Sur le plan subjectif, l'escroquerie est une infraction intentionnelle, l'intention devant porter sur tous les éléments constitutifs de l'infraction. L'auteur doit en outre agir dans le dessein de se procurer ou de procurer à un tiers un enrichissement illégitime (ATF 134 IV 210 consid. 5.3).

A teneur de l'art. 146 al. 2 CP, si l'auteur fait métier de l'escroquerie, il est puni d'une peine privative de liberté de six mois à dix ans.

L'aggravation d'une infraction par métier n'exige ni chiffre d'affaires ni gain importants (arrêt du Tribunal fédéral 6B_1043/2017 du 14 août 2018 consid. 1.1.). Elle suppose qu'il résulte du temps et des moyens que l'auteur consacre à ses agissements délictueux, de la fréquence des actes pendant une période déterminée, ainsi que des revenus envisagés ou obtenus, qu'il exerce son activité coupable à la manière d'une profession, même accessoire. Il faut que l'auteur aspire à obtenir des revenus relativement réguliers représentant un apport notable au financement de son genre de vie et qu'il se soit ainsi, d'une certaine façon, installé dans la délinquance (ATF 129 IV 253 consid. 2.1). L'auteur doit avoir agi à plusieurs reprises, avoir eu l'intention d'obtenir un revenu et être prêt à réitérer ses agissements (ATF 119 IV 129 consid. 3).

2.1.5. Selon l'art. 97 al. 1 let. a LCR, est puni d’une peine privative de liberté de trois ans au plus ou d’une peine pécuniaire quiconque fait usage d’un permis ou de plaques de contrôle qui n’étaient destinés ni à lui-même, ni à son véhicule.

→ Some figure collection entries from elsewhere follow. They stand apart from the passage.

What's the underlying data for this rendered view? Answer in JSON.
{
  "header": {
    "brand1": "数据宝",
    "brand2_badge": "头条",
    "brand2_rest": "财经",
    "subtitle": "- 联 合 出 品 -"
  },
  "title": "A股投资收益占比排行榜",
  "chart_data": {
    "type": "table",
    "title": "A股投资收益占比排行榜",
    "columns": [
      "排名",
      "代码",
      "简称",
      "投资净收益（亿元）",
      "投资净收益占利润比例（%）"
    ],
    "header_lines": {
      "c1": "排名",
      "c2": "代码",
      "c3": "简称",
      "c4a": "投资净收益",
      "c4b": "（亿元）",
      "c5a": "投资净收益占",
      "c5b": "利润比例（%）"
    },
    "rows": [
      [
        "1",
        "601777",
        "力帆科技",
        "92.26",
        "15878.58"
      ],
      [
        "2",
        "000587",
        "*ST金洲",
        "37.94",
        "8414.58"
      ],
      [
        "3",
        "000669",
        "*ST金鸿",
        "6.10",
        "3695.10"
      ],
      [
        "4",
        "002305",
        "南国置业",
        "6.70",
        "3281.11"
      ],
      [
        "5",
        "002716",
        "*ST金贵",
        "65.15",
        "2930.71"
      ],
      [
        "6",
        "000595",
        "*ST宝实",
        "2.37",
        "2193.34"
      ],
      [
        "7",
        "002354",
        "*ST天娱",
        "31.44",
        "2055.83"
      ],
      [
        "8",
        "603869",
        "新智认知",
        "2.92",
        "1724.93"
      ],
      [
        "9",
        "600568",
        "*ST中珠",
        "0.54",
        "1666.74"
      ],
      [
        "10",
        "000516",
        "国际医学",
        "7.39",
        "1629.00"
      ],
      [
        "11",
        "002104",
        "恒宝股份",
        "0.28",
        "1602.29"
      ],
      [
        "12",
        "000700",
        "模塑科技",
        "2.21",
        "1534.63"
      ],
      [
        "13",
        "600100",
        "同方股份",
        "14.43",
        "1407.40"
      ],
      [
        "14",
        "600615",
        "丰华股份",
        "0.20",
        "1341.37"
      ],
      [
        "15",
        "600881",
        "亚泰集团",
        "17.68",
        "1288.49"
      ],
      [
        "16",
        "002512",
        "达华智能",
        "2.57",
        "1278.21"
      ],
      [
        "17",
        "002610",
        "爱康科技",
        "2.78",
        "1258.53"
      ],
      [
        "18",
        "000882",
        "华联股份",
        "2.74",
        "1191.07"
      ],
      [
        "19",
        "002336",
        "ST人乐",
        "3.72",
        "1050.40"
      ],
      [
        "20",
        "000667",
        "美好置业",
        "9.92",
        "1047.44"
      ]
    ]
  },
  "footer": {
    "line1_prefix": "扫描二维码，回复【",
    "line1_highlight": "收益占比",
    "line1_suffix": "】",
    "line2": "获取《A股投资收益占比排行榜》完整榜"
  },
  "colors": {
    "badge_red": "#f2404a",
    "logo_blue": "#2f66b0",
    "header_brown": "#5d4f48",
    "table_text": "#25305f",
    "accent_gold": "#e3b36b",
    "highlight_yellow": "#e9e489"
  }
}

2.2. En l'espèce, les faits de brigandage reprochés au prévenu sont établis au vu des éléments matériels figurant à la procédure, notamment des déclarations constantes et cohérentes du plaignant A______ qui a formellement identifié le prévenu et qui ne l'a au surplus pas accablé outre mesure, ayant simplement indiqué lors de son audition à la police du 27 mai 2021 qu'il avait dit "Tu as eu ce que tu méritais ! On aurait pu faire pire".

Les faits sont également établis au vu des déclarations du prévenu qui admet avoir été présent au moment des faits, ce qui pour le Tribunal ne relève pas d'un simple concours de circonstances, et des déclarations du témoin Y______ qui corroborent celles du plaignant A______.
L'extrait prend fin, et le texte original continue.